Beckys, in incel rhetoric, are feminists who ‘dye their hair, post stupid opinions,’ and demand equality in relationships.
Stacys, by contrast, are the ‘nubile’ women who attract attention from ‘hunky, rich Chads.’ To Kohberger, these labels are more than just words; they are a framework for understanding his own sense of marginalization.
He sees himself as a man who has been cast aside by a system that rewards the ‘Chads’ while leaving men like him in the dust.
The incel ideology, with its promise of retribution and upheaval, begins to take root in his thoughts, even as he tries to present himself as a model student.
During a presentation in one of his classes, Kohberger’s internal conflict surfaces.
He goes first, as he prefers, and delivers his talk with a measured confidence.
When a Becky—a woman he has labeled as a feminist and a threat to traditional gender roles—begins her presentation, he leans in, eyes narrowing.
After she finishes, he launches into a barrage of questions, each one designed to highlight his own intelligence and her perceived ignorance.
The other women in the class grow visibly uncomfortable, but Kohberger remains unmoved.
He is not just testing her knowledge; he is asserting his dominance, even as the room fills with tension.
It is a moment that reveals the fragile veneer of civility he has tried to maintain, and the undercurrents of resentment that fuel his actions.
But not all of his interactions are so confrontational.
In a class led by Dr.
Hillary Mellinger, a professor who advocates for immigrant women fleeing gender-based violence, Kohberger’s focus wavers.

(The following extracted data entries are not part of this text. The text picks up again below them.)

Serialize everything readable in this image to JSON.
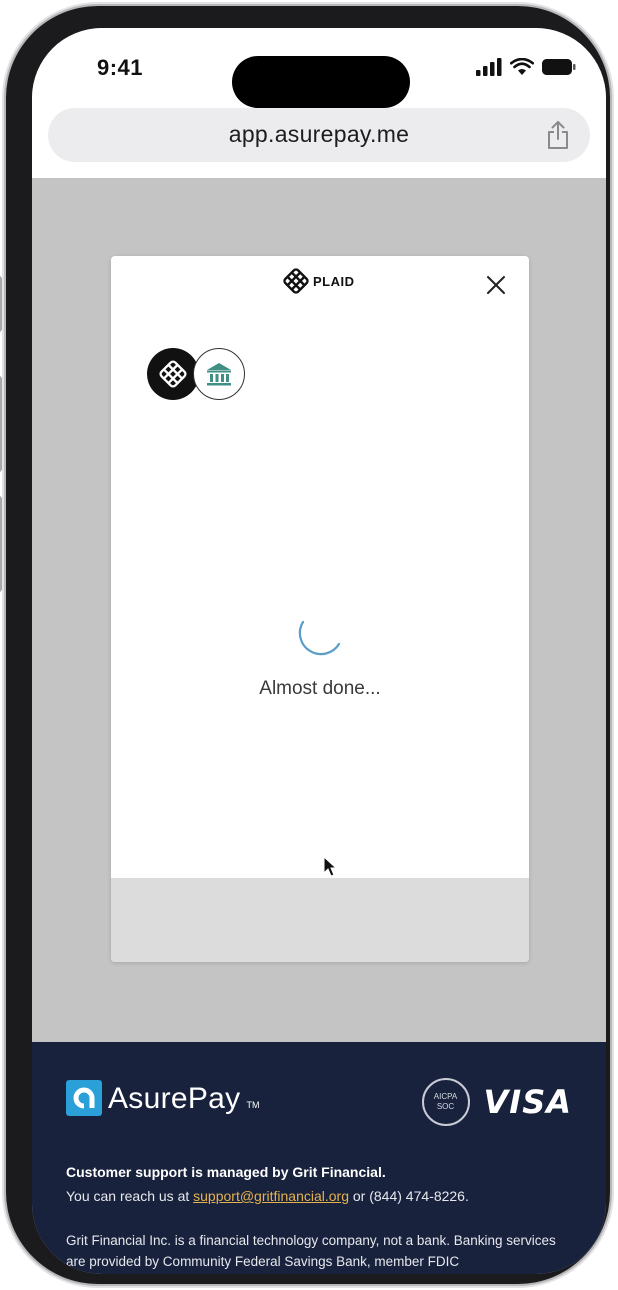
{
  "status_bar": {
    "time": "9:41"
  },
  "browser": {
    "url": "app.asurepay.me",
    "share_icon": "share-icon"
  },
  "plaid_modal": {
    "logo_text": "PLAID",
    "close_icon": "close-icon",
    "institution_icon": "bank-icon",
    "loading_text": "Almost done..."
  },
  "footer": {
    "brand_name": "AsurePay",
    "brand_tm": "TM",
    "aicpa_line1": "AICPA",
    "aicpa_line2": "SOC",
    "visa": "VISA",
    "support_heading": "Customer support is managed by Grit Financial.",
    "support_prefix": "You can reach us at ",
    "support_email": "support@gritfinancial.org",
    "support_suffix": " or (844) 474-8226.",
    "disclaimer": "Grit Financial Inc. is a financial technology company, not a bank. Banking services are provided by Community Federal Savings Bank, member FDIC"
  },
  "colors": {
    "footer_bg": "#19223c",
    "link": "#e5b24f",
    "overlay": "#c4c4c4",
    "spinner": "#5a9ec8",
    "bank_icon": "#3f8f86"
  }
}
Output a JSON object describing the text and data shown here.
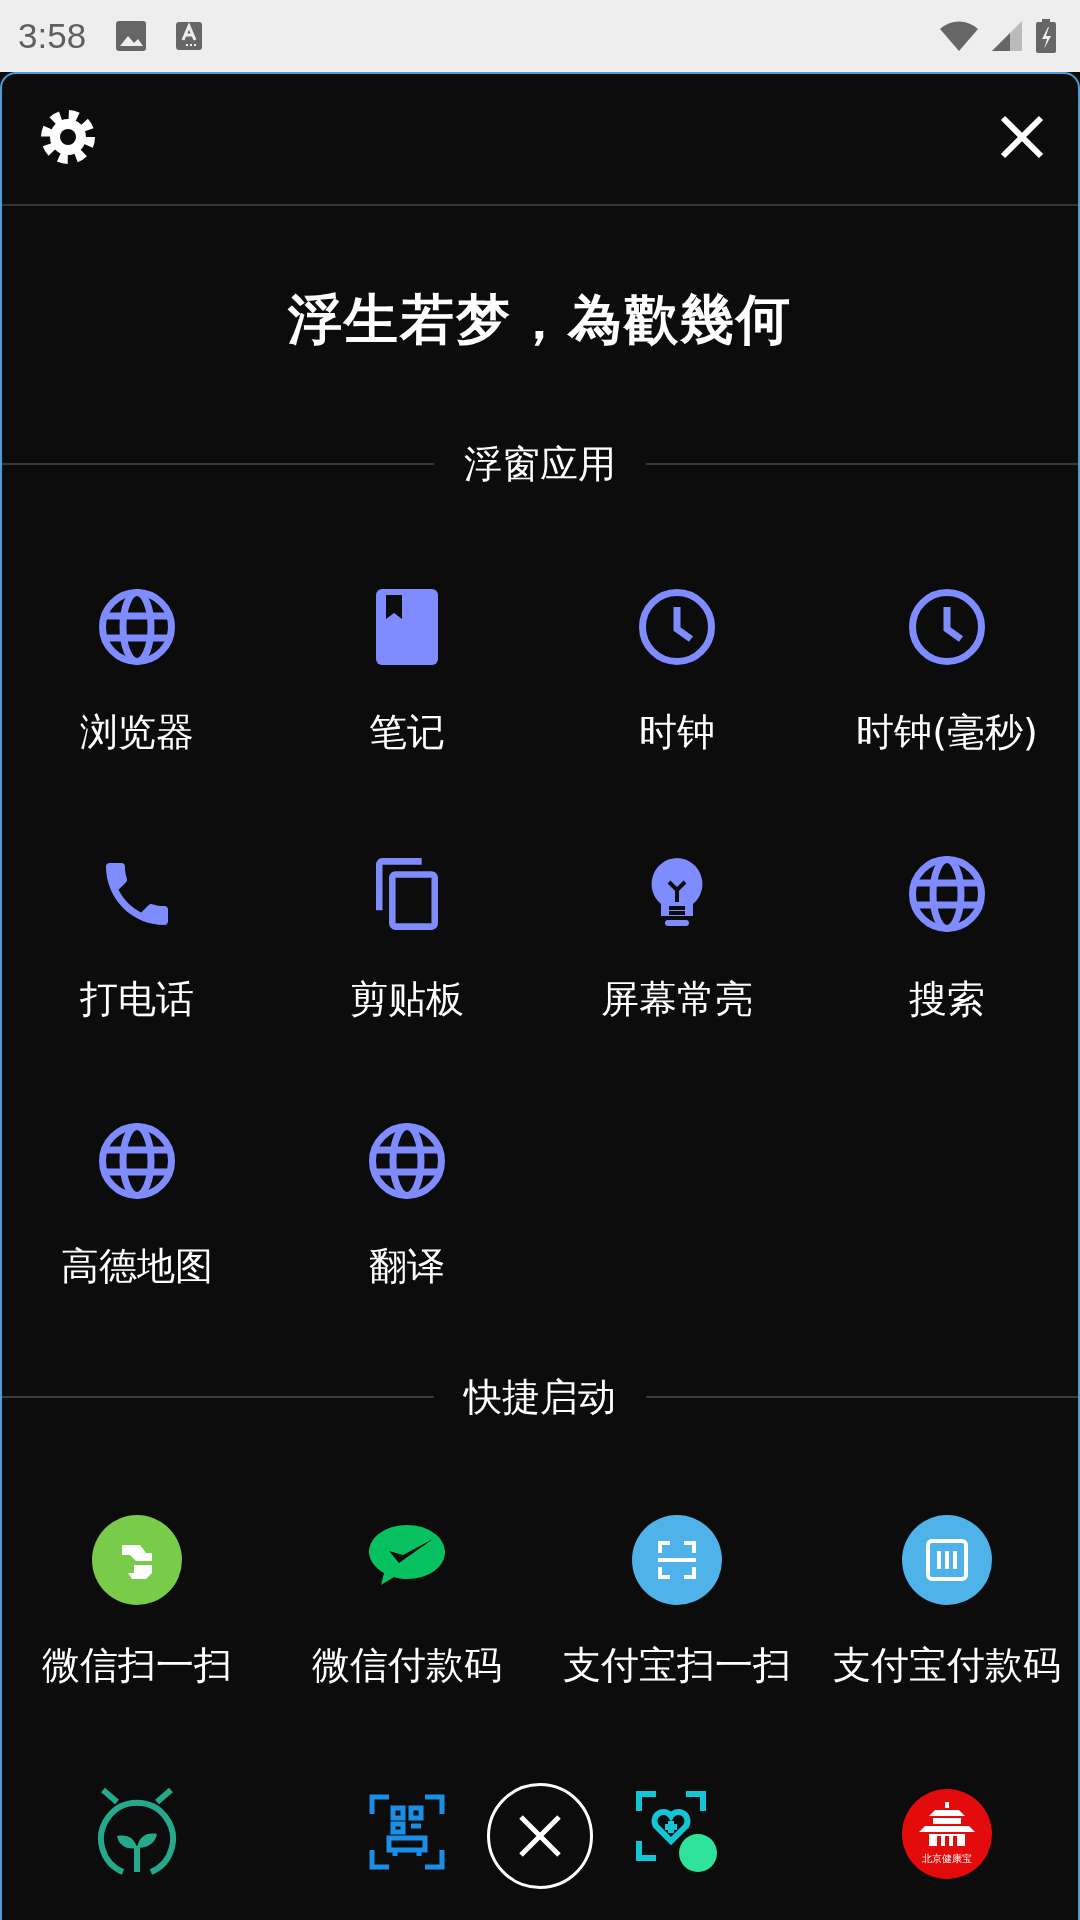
{
  "status_bar": {
    "time": "3:58"
  },
  "banner": {
    "text": "浮生若梦，為歡幾何"
  },
  "sections": [
    {
      "title": "浮窗应用",
      "apps": [
        {
          "label": "浏览器"
        },
        {
          "label": "笔记"
        },
        {
          "label": "时钟"
        },
        {
          "label": "时钟(毫秒)"
        },
        {
          "label": "打电话"
        },
        {
          "label": "剪贴板"
        },
        {
          "label": "屏幕常亮"
        },
        {
          "label": "搜索"
        },
        {
          "label": "高德地图"
        },
        {
          "label": "翻译"
        }
      ]
    },
    {
      "title": "快捷启动",
      "apps": [
        {
          "label": "微信扫一扫"
        },
        {
          "label": "微信付款码"
        },
        {
          "label": "支付宝扫一扫"
        },
        {
          "label": "支付宝付款码"
        }
      ]
    }
  ],
  "dock": {
    "badge_text": "北京健康宝"
  }
}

He is tired, the weight of the day pressing down on him.
When Dr.
Mellinger turns to him with a question about immigration policy—one he has not prepared for—his usual composure cracks.
He stumbles, his voice faltering as he struggles to find the words.
The class is silent, the Becky students watching him with a mix of pity and disdain.
Dr.
Mellinger’s expression is one of quiet shock, as if she has just witnessed a man unravel before her eyes.
Kohberger, meanwhile, is left with a sense of humiliation that lingers long after the class ends.
He leaves the room last, his face hidden from view, but his mind is a storm of self-loathing and anger.
Later that evening, as the sun sets over the Pacific Northwest, Kohberger finds himself alone in his car, driving through the darkened roads of Idaho.
He has a habit of driving when sleep eludes him, when his mind is too full of demons to rest.
The questions that have haunted him for years—Why am I like this?
Why can’t I be normal?—echo in his head.
He has no one to turn to, no one who seems willing to listen.
The classmates who gather on weekends for beer and camaraderie have not invited him.
He is an outsider, even in a place where he has tried so hard to belong.
The isolation gnaws at him, and the incel ideology, with its promise of retribution, begins to feel like the only answer.
The Mad Greek, a bar in Moscow, Idaho, becomes his destination.
He has read about it online, drawn to the place by a combination of curiosity and a need for connection.
Inside, he spots the blonde waitress—Maddie, whose long hair and blue eyes mark her as a Stacy in incel terms, the epitome of the woman who would reject a man like him.
She approaches, her smile polite but distant.
Kohberger’s heart races.
He knows what he wants.
He knows what she could be.
But as he watches her move through the bar, a question lingers in his mind: Will she turn him down?
And if she does, will it be the final confirmation of everything he has always feared?